Robert Caldwell landed in Madras in 1838 as a young missionary of the London Mission Society and stayed on in the city for two years, learning Sanskrit from C.P Brown, who was the Postmaster General of the presidency and Tamil from Rev. Drew. He grew passionately interested in the study of languages, particularly Tamil. As part of the orientation training for missionaries, he had to proceed to Coonoor. Caldwell decided to walk all the way to Nilgiris. The idea was to get to know the land and people intimately. Setting out from Madras on foot with a few helpers, he passed through Pondicherry, Kumbakonam and reached Thanjavur where he spent some time with Mayuram Vedanayagam Pillai, the writer. From there he resumed his journey and reached the Nilgiris through Tiruchi and Coimbatore. It was during his one-month stay in the hills that he was ordained. He then journeyed to his place of work, Idayangudi, walking of course. There he would spend nearly 43 years.

By the 1860s, Kodaikanal had been established as a hill resort for Europeans and Caldwell was fond of spending time there. Before the present road was laid, there was a mule track connecting Periyakulam with Kodaikanal, passing through Vellakavi hamlet. Caldwell bought a property at an elevated spot just where the path ended. Here he built a spacious house. Behind this is an old tiled house, which is pointed as the place where Caldwell stayed while his new house was under construction.

The glass-fronted, tiled house that Caldwell built has not been tampered with and is still as it was when he lived there. There is a lot of wood work, including the flooring. His writing desk and the candle stands are intact. A portrait of the scholar and another of his wife hang above his table. When it was built, it commanded a good view of the lake but now the eucalyptus trees that have been planted all over have hidden the scene.

After Caldwell became the Bishop of Tinnevelly, in 1883 the collector of Madurai allotted a prime piece of land in a spot known as Mount Nebo to build a church and even provided a grant. This is near Pillar Rocks, not far from Roseneath. On this site Caldwell planned and built for the Church of England, St. Peter’s Church, overlooking Periyakulam valley. Located on top of a cliff and constructed of granite blocks with a tiled roof, it was dedicated in 1886 with Caldwell delivering the first sermon.

From the main road the church is hidden from view. A winding drive leads to the place of worship. I found it in excellent preservation. The west facing edifice has a tiled roof. The stained-glass window behind the altar shone brilliantly. The rows of pews, the pulpit and the baptismal font remain in good shape through steady use.

When he retired in 1891, Caldwell decided to live in Kodai but passed away within a few months. His son Addington Caldwell, then working in Sydney as a doctor, was by his side in the last hours.. According to his will, his body was taken to Idayankudi (the Madras- Thoothukudi railway line had opened in 1875) where he lies buried beneath the altar of the church he had built.
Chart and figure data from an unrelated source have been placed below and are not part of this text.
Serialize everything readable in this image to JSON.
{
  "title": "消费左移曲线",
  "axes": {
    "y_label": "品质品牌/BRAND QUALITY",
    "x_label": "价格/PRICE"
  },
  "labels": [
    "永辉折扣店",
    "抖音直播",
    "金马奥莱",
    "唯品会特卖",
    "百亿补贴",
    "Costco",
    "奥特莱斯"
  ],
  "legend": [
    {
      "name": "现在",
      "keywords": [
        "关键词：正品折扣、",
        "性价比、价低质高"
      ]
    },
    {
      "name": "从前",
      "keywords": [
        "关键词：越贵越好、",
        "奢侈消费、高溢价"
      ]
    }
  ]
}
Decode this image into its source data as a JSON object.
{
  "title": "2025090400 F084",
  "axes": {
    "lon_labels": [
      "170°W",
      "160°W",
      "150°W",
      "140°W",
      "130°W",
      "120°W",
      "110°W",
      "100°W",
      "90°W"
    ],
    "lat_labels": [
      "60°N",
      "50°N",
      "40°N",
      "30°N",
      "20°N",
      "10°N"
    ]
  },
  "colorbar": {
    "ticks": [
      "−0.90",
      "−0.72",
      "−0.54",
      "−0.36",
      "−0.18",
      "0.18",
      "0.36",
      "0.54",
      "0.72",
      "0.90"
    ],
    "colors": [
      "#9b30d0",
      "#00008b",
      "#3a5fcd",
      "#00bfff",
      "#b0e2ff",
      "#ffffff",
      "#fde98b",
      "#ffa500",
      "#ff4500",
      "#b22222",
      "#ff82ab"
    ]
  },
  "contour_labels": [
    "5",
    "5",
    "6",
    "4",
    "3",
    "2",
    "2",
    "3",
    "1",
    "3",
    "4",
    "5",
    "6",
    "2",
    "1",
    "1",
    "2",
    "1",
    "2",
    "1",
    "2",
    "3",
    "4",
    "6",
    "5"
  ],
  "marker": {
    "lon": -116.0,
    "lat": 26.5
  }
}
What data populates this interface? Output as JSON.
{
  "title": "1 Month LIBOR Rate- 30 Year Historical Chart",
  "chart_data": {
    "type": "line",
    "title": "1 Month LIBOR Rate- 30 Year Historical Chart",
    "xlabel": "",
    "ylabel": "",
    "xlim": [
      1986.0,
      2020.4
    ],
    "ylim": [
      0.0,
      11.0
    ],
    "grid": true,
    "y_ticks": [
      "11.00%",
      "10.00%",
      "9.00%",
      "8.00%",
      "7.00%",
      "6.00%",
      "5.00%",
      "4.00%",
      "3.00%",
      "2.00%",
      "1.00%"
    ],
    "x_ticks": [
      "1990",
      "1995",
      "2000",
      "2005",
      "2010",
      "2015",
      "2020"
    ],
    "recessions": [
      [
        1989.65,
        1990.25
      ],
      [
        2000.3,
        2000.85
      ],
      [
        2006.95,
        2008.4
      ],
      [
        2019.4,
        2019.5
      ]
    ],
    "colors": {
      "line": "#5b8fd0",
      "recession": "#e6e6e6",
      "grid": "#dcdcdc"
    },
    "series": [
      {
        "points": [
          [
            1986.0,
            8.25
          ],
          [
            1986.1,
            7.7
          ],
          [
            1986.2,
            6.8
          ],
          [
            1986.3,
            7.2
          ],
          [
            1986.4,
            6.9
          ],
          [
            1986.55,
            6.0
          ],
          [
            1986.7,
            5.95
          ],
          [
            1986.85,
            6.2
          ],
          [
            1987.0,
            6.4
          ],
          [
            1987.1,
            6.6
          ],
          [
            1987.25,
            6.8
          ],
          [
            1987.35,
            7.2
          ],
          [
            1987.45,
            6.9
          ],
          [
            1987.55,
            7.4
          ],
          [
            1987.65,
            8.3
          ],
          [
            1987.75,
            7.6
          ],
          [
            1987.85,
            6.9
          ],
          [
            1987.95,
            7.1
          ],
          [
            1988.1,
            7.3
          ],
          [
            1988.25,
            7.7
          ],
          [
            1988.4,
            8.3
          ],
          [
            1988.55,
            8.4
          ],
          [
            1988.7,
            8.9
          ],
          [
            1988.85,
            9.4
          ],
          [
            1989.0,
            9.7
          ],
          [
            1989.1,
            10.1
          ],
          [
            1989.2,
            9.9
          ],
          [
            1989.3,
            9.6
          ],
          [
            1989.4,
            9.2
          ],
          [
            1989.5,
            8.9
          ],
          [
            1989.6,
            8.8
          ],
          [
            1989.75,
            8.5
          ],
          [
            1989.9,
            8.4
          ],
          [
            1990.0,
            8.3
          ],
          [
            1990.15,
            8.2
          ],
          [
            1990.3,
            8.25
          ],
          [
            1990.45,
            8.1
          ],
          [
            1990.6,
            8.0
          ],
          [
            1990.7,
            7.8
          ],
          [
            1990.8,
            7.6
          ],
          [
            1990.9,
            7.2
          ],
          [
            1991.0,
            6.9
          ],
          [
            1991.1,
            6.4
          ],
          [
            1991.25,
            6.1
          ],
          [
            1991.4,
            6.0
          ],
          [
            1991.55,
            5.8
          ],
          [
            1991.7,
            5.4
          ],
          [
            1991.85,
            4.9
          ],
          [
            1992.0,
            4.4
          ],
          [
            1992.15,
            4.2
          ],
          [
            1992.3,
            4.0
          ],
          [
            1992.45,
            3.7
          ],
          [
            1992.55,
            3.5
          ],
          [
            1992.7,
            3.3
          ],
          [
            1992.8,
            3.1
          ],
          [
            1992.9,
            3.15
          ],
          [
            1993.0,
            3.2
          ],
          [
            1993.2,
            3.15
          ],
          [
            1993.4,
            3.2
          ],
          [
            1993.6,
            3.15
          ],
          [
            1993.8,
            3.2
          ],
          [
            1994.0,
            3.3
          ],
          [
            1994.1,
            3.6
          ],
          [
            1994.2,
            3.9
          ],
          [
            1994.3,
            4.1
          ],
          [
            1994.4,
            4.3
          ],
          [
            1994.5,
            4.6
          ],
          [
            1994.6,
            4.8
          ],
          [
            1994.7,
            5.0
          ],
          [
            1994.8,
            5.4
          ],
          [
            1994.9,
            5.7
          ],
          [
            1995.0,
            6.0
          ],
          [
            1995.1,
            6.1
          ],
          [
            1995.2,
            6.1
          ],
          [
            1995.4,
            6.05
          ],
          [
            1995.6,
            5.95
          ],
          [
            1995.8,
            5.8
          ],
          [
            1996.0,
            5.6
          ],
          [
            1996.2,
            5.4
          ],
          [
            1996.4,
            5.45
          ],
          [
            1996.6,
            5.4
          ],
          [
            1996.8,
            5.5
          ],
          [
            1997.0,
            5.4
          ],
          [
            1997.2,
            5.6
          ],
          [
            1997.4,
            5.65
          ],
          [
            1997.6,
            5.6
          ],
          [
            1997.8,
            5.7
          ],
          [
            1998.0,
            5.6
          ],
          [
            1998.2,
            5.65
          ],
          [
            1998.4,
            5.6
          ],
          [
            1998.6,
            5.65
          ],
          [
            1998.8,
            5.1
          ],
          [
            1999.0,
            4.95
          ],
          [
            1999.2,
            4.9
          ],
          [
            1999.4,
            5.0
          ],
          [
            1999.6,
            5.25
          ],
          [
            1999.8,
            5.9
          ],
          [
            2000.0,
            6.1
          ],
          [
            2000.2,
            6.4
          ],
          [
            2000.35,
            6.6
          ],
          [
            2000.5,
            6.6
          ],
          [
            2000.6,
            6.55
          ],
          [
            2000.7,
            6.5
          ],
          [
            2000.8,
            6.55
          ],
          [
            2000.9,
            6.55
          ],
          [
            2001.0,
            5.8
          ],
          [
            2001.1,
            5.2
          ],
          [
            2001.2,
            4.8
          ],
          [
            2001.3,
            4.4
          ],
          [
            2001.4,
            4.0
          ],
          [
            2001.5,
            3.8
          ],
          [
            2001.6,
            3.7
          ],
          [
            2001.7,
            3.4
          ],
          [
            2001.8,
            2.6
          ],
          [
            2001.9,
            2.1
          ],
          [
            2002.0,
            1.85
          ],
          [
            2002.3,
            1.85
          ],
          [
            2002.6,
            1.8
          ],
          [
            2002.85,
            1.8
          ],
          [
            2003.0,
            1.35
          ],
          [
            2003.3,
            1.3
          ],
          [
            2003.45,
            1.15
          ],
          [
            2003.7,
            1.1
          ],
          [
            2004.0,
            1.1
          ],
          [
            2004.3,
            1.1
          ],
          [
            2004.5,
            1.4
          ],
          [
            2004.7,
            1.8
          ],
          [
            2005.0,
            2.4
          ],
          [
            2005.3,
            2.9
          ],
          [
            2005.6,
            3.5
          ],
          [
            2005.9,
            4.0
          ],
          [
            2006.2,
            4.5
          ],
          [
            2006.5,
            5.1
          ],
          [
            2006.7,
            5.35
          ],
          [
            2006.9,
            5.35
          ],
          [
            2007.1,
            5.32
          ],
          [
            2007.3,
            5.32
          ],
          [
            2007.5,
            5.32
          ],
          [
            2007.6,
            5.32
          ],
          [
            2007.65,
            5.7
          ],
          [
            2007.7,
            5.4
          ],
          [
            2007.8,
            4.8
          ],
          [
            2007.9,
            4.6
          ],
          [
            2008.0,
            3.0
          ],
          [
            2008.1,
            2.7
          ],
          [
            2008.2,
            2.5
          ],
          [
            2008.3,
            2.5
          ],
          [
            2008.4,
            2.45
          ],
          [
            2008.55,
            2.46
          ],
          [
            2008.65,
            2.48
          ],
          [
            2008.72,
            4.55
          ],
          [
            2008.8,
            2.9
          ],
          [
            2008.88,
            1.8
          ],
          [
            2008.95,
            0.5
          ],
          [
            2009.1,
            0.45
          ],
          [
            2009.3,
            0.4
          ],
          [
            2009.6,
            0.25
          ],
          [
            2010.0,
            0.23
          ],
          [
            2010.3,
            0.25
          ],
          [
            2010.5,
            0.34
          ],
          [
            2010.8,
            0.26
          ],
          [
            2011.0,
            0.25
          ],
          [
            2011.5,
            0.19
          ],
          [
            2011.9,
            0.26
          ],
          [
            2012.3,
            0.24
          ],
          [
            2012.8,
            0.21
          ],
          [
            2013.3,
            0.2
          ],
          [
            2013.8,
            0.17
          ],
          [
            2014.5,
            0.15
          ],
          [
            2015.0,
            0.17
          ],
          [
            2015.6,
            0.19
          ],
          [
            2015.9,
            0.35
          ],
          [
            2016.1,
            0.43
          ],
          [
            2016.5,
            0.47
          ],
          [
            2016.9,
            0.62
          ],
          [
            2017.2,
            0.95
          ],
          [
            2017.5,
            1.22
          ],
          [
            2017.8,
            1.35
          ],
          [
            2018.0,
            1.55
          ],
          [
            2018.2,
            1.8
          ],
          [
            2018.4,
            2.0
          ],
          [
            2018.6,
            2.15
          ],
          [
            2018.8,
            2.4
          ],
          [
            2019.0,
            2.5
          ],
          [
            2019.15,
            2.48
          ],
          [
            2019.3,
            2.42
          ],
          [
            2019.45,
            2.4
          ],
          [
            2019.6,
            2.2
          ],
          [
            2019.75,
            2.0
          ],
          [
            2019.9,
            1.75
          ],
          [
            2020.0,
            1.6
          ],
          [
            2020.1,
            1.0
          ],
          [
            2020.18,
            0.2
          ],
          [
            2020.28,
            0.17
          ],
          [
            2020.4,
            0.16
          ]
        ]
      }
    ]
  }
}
When the DMK came to power in Tamil Nadu, they honoured Caldwell by erecting a statue for him, along with Beschi and Pope, in the marina in Chennai. His celebrated book is still in print. However, historian Thomas Trautmann, in his recent work Language & Nation: The Dravidian Proof in Colonial Madras, writes that the credit of pointing out to the world that Tamil belongs to a different language group altogether should go to F.W. Ellis, a civil servant and a Tamil scholar. The street that runs parallel to Anna Salai near round tana is named after this celebrated civil servant.